The Russian crew members spend their personal time tending Lada’s garden in exchange for the right to eat half their crops; the other half is reserved for analysis. Last November, cosmonauts reaped Lada’s first crop of leafy greens, greedily devouring half a harvest of Brassica rapa. (NASA would not grant permission for U.S. astronaut Peggy Whitson to eat any—the greens had not been certified as safe for consumption—though her hand did mysteriously appear in a photograph of cosmonauts munching on their work.)

Like their Soviet predecessors, Bingham’s astro-farmers have been so taken by their work that they’re no longer automatically agreeing to do the tests Bingham and the other scientists propose. “They’ve become just as good at farming as we are,” says Bingham of the cosmonauts. “We think we ought to do something to the plants, and they’ll tell us, ‘I don’t want to do that.’ They know what’s best for the plants.”

Not that Bingham is really complaining.
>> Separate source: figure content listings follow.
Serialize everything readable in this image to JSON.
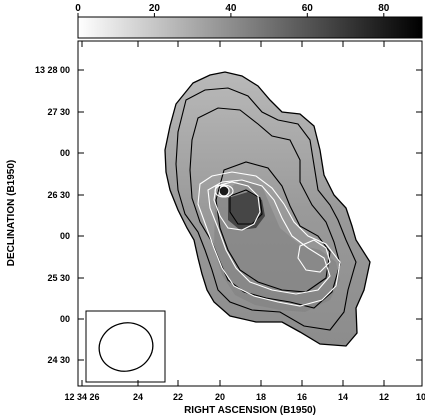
{
  "colorbar": {
    "ticks": [
      "0",
      "20",
      "40",
      "60",
      "80"
    ],
    "min": 0,
    "max": 90
  },
  "axes": {
    "xlabel": "RIGHT ASCENSION (B1950)",
    "ylabel": "DECLINATION (B1950)",
    "x_ticks": [
      "12 34 26",
      "24",
      "22",
      "20",
      "18",
      "16",
      "14",
      "12",
      "10"
    ],
    "y_ticks": [
      "13 28 00",
      "27 30",
      "00",
      "26 30",
      "00",
      "25 30",
      "00",
      "24 30"
    ]
  },
  "image": {
    "colormap": "grayscale",
    "black_contours": 4,
    "white_contours": 4,
    "beam_shape": "ellipse"
  }
}
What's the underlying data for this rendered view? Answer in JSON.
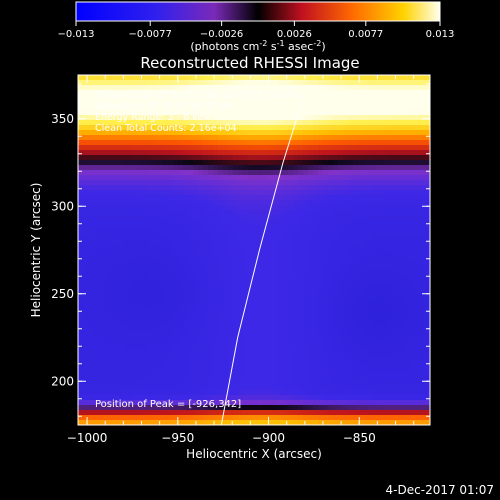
{
  "colorbar": {
    "tick_labels": [
      "-0.013",
      "-0.0077",
      "-0.0026",
      "0.0026",
      "0.0077",
      "0.013"
    ],
    "units_base": "(photons cm",
    "units_exp1": "-2",
    "units_mid": " s",
    "units_exp2": "-1",
    "units_end": " asec",
    "units_exp3": "-2",
    "units_close": ")"
  },
  "info_lines": [
    "28-Jun-2015 07:10:32.000 to 07:11:20.000",
    "Detectors: 3F 4F 5F 6F 8F 9F",
    "Energy Range: 3 - 6 keV",
    "Clean    Total Counts: 2.16e+04"
  ],
  "peak_label": "Position of Peak = [-926,342]",
  "footer_date": "4-Dec-2017 01:07",
  "chart_data": {
    "type": "heatmap",
    "title": "Reconstructed RHESSI Image",
    "xlabel": "Heliocentric X (arcsec)",
    "ylabel": "Heliocentric Y (arcsec)",
    "xlim": [
      -1005,
      -811
    ],
    "ylim": [
      175,
      375
    ],
    "xticks": [
      -1000,
      -950,
      -900,
      -850
    ],
    "yticks": [
      200,
      250,
      300,
      350
    ],
    "xtick_labels": [
      "−1000",
      "−950",
      "−900",
      "−850"
    ],
    "ytick_labels": [
      "200",
      "250",
      "300",
      "350"
    ],
    "colorbar_range": [
      -0.013,
      0.013
    ],
    "peak_position": [
      -926,
      342
    ],
    "limb_curve": [
      [
        -926,
        175
      ],
      [
        -917,
        225
      ],
      [
        -905,
        275
      ],
      [
        -892,
        325
      ],
      [
        -880,
        365
      ]
    ]
  }
}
His goal is the same as that of the pioneering botanists who developed greenhouses for the Salyut stations: to make it possible for space explorers to feed themselves, no matter how far they may be from Earth. Lada’s success leaves Bingham optimistic that future space gardens will significantly reduce food shipments from Earth. “We hope to grow peas, mizuna, and radishes,” he says. “Enough to where we are providing crews with an occasional salad.” And, perhaps, a certain amount of good cheer.